Noco-Marathon deal could be a win-win, analysts say

Local News

Experts in the retail and petroleum industries are reacting favorably to reports that Noco Energy Corporation is preparing to sell more than 30 of the company’s convenience stores to Marathon Petroleum Company.

The sale would involve Marathon–one of the largest oil refiners in the country–expanding from its Midwestern base into Upstate New York through its Speedway convenience stores, according to a report in The Buffalo News earlier this week. 

The scenario would find Ohio-based Marathon Petroleum buying 33 Noco Express convenience stores and rebranding them as Speedway stores–a Marathon subsidiary.

Anthony Ogorek, president of Ogorek Wealth Management in Amherst said Marathon is too big for Noco and most other convenience store operators in Upstate New York to compete with.

“They have a massive footprint, over 1,000 different stores. The scale that they can apply, the pricing power they can get, just makes a smaller operation like this uncompetitive.”

But Ogorek believes selling off the convenience stores would allow Noco, based in the Town of Tonawanda, to invest the proceeds from that sale into their other enterprises, such as their propane gas business, wholesale distribution, and real estate development.

“If you can take capital out of a relatively low margin business and then deploy it in other types of enterprises that they’ve got–that offer higher margins–it makes sense to do that.”
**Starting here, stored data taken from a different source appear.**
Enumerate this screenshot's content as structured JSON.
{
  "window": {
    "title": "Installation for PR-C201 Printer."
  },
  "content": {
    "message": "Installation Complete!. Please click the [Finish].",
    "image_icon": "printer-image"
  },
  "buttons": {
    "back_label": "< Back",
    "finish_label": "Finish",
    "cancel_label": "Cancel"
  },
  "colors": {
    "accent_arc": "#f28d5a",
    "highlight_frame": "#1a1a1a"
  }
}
Experts in the convenience store sector agree, pointing out Marathon is already setting up operations in Upstate New York, and gaining more of a foothold.

Mitch Morrison vice president of the trade group, Winsight Media, said Upstate New York is underrated by retailers, “The truth is that Upstate New York, certainly when it comes to the convenience store-retail gasoline industry, is very fertile, and very dynamic.”

Morrison said Marathon bought more than 70 Express Mart convenience stores In the Buffalo, Rochester, and Syracuse markets last year, converting them to Speedways, and economic conditions in those areas are ripe to buy up many more convenience stores.

“You combine good fuel margins, affordable real estate, and the fact that you have a number of good mulit-generation operators like Noco,” said Morrison who credited the Newman family–the founders and owners of the Noco companies–for their painstaking care of the Noco brand.

Morrison and Ogorek both believe the entrance of Speedway into the market could bring Upstate New York’s notoriously high gas prices down.

Noco officials have declined to comment on a possible deal with Marathon Petroleum, referring questions to their public relations firm, which would neither confirm nor deny a sale is imminent. Marathon officials would not reply to News 4 questions sent by email.